Lorna's Silence - Trailer Lorna's Silence
Film Title (Original): Le Silence De Lorna
Film Title (Spanish): El Silencio De Lorna
Film Title (In English): Lorna’s Silence
Country Of Origin: Belgium-France-Italy-Germany
Year Of Completion: 2008
Running Time: 95 Minutes
Format/Color/Bw: Color
Language: French, Albanian, Russian Dialogue
Subtitles: Yes
Rating: R
Director: Jean-Pierre and Luc Dardenne
Executive Producers: Olivier Bronckart
Producers: Jean-Pierre and Luc Dardenne, Denis Freyd
Screenwriter: Jean-Pierre and Luc Dardenne
Editor: Marie-Helene Dozo
Camera: Alain Marcoen
Cast: Arta Dobroshi (Lorna). Jérémie Renier (Claudy Moreau), Alban Ukaj (Sokol), Morgan Marinne (Spirou), Olivier Gourmet (L'inspecteur), Fabrizio Rongione (Fabio)

Cannes Film Festival competition, 2008


Lumiere Award for Best French Language Film, 2009


Jean-Pierre and Luc Dardenne, Creators of intensely naturalistic films about lower class life in Belgium, brothers Jean-Pierre and Luc Dardenne are among the world’s most critically respected filmmakers. The Promise (1996), Rosetta (1999), The Son (2002), and The Child (2005), are stark but modest portrayals of young people at the fringes of society. Both Rosetta and The Son were awarded the Golden Palm at the Cannes Film Festival, the only two Belgian films ever to earn the honor.

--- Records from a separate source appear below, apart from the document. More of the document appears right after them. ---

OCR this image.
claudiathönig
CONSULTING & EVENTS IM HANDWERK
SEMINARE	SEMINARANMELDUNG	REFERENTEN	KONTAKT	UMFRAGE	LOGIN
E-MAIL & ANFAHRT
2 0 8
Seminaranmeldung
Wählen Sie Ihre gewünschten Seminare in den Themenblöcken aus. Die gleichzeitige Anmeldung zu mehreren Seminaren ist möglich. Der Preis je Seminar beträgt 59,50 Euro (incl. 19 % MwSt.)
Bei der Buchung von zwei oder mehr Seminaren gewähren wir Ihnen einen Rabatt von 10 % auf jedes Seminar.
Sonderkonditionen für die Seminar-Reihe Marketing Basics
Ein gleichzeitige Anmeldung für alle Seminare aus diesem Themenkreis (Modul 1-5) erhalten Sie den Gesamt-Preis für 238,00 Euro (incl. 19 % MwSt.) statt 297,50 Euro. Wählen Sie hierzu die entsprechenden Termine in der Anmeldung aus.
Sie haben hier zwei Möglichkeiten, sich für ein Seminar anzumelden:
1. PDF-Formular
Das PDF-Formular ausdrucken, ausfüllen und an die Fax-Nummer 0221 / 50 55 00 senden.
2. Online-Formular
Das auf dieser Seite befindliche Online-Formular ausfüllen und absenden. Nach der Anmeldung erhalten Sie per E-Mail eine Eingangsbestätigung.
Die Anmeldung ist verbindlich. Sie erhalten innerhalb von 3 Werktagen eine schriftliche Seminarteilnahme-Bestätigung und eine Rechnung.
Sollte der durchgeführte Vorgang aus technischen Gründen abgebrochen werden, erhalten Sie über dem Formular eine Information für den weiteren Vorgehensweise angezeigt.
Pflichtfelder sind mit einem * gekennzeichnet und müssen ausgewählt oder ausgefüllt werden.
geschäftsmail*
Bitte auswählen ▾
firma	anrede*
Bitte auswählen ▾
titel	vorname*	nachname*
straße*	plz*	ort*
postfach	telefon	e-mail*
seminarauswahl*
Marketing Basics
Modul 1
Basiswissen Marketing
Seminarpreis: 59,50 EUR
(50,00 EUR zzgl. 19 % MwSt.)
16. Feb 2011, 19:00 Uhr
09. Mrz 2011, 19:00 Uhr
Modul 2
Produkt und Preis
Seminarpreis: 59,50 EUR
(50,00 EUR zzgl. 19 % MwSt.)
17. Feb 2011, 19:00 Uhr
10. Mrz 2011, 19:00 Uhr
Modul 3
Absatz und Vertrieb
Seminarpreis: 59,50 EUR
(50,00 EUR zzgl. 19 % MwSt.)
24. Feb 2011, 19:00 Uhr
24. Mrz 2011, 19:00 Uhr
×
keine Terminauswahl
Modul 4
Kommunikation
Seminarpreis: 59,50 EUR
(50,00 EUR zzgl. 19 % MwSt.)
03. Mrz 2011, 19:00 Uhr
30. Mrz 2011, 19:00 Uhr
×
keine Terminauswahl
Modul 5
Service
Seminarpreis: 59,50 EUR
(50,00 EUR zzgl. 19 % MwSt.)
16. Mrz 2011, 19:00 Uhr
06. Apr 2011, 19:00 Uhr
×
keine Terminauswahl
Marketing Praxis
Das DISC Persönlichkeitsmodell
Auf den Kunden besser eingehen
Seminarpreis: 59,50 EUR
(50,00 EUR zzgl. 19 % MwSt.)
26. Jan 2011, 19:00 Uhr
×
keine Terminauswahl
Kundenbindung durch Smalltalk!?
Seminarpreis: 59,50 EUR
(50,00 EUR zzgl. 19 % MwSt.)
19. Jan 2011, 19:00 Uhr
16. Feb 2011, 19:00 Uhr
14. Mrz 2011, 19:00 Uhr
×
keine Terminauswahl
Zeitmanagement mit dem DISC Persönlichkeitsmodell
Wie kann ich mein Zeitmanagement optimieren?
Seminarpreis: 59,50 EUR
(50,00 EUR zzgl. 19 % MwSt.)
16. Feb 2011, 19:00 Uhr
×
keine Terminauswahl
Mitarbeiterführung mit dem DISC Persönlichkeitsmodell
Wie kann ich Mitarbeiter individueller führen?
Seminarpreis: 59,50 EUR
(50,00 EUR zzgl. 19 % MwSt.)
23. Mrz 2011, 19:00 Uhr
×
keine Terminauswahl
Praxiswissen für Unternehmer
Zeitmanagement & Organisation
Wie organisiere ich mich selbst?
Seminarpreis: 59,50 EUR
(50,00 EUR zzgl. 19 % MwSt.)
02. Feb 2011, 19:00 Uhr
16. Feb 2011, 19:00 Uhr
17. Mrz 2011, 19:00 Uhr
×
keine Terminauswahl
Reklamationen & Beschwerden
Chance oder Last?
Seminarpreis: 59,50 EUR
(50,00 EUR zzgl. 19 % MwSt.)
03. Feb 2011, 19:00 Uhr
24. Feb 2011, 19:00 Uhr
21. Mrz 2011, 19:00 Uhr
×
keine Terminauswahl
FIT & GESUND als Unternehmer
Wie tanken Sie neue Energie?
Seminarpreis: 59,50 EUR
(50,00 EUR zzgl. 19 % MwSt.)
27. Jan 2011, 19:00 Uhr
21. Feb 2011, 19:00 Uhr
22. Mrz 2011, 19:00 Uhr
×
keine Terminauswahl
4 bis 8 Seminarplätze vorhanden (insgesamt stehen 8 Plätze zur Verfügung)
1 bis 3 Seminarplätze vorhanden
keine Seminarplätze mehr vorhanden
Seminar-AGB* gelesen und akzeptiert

From the Dardenne brothers, two-time winners of Cannes’ Golden Palm comes the tale of a woman caught between love and the law of the underworld. Lorna, (striking newcomer Arta Dobroshi), a young Albanian woman living in Belgium, has her sights set on opening a snack bar with her boyfriend, Sokol (Alban Ukaj). In order to do so, she becomes an accomplice in a diabolical plan devised by mobster Fabio (Fabrizio Rongione).
Fabio has set up a false marriage between Lorna and pathetic drug addict Claudy (Jérémie Renier) allowing Lorna to get her Belgian citizenship. However, she is then asked to marry a Russian mafioso who's ready to pay hard cash to also get his hands on those vital Belgian identity papers. But the situation becomes complicated when Claudy refuses to divorce her.
How Lorna's silence implicates her in what happens next, despite her better intentions, affirms the Dardennes' offhand skill at orchestrating momentous drama, and their recognition of the abrupt, unexpected ways in which an individual's life and expectations can be swiftly upended. Lorna’s Silence maintains the Dardenne’s unblinking commitment to human nature and the possibility of grace in lowly circumstances.